Already in the 17th century, various ways of developing psychological knowledge were discussed and ideas about rational and empirical psychology were formed. In the 19th century Psychological laboratories appeared and the first empirical studies, called experimental ones, were carried out. In the first laboratory of experimental psychology of W. Wundt, the method of experimental introspection was used ( introspection- self-observation of a person over his own mental activity). L. Fechner developed the foundations for constructing a psychophysical experiment, they were considered as ways of collecting data on the sensations of the subject when the physical characteristics of the stimuli presented to him changed. G. Ebbinghaus conducted research on the patterns of memorization and forgetting, in which techniques are traced that have become standards for experimentation. A number of special techniques for obtaining psychological data, in particular the so-called method of associations, preceded the development of experimental schemes. Behavioral Studies ( behaviorism- a direction in the psychology of the 20th century, ignoring the phenomena of consciousness, the psyche and completely reducing human behavior to the physiological reactions of the body to the influence of the external environment.), giving priority to the problem of managing stimulus factors, developed requirements for the construction of a behavioral experiment.

Thus, experimental psychology was prepared by the study of elementary mental functions, which was widely developed in the middle of the 19th century - sensations, perception, reaction time. These works led to the emergence of the idea of ​​the possibility of creating experimental psychology as a special science, different from physiology and philosophy. The first master exp. psychology is rightly called c. Wundt, who founded the Institute of Psychology in Leipzig in 1879.

The founder of the American exp. psychology is called S. Hall, who studied for 3 years in Leipzig in the laboratory of W. Wundt. He then became the first president of the American Psychological Association. Among other researchers, James Cattal should be mentioned, who also received his doctorate from W. Wundt (in 1886).
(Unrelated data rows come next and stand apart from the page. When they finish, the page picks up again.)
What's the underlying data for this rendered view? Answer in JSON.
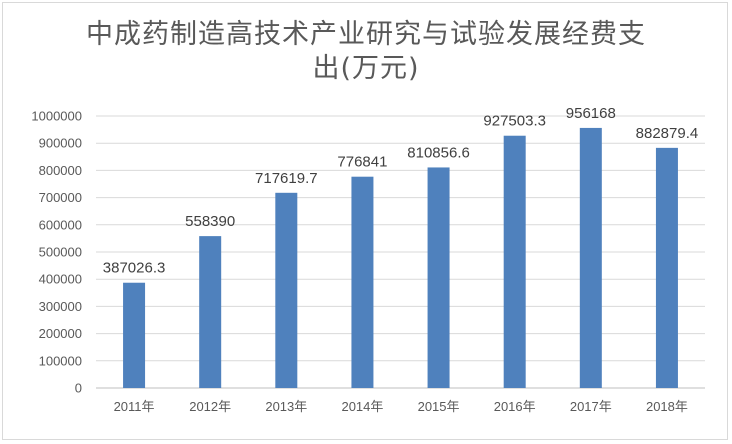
{
  "chart_data": {
    "type": "bar",
    "title_lines": [
      "中成药制造高技术产业研究与试验发展经费支",
      "出(万元)"
    ],
    "categories": [
      "2011年",
      "2012年",
      "2013年",
      "2014年",
      "2015年",
      "2016年",
      "2017年",
      "2018年"
    ],
    "values": [
      387026.3,
      558390,
      717619.7,
      776841,
      810856.6,
      927503.3,
      956168,
      882879.4
    ],
    "data_labels": [
      "387026.3",
      "558390",
      "717619.7",
      "776841",
      "810856.6",
      "927503.3",
      "956168",
      "882879.4"
    ],
    "ylim": [
      0,
      1000000
    ],
    "y_ticks": [
      0,
      100000,
      200000,
      300000,
      400000,
      500000,
      600000,
      700000,
      800000,
      900000,
      1000000
    ],
    "grid": true,
    "bar_color": "#4f81bd"
  }
}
He was the first to introduce the concept of an intellectual test.

In France, T. Ribot formulated an idea about the subject of experimental psychology, which, in his opinion, should not deal with metaphysics or a discussion of the essence of the soul, but with the identification of laws and immediate causes of mental phenomena.

In domestic psychology, one of the first examples of methodological work on the path of understanding the standards of experimentation is the concept of natural experiment by A.F. Lazursky, which he proposed in 1910. on the 1st All-Russian Congress on experimental pedagogy.

Since the 70s, the training course "Experimental Psychology" has been taught in Russian universities. In the "State educational standard of higher vocational education"For 1995, he is given 200 hours. The tradition of teaching experimental psychology at Russian universities was introduced by Professor G.I. institute (now - the Psychological Institute of the Russian Academy of Education).

Chelpanov considered experimental psychology as an academic discipline according to the methodology of psychological research, or rather, according to the methodology of experiment in psychology.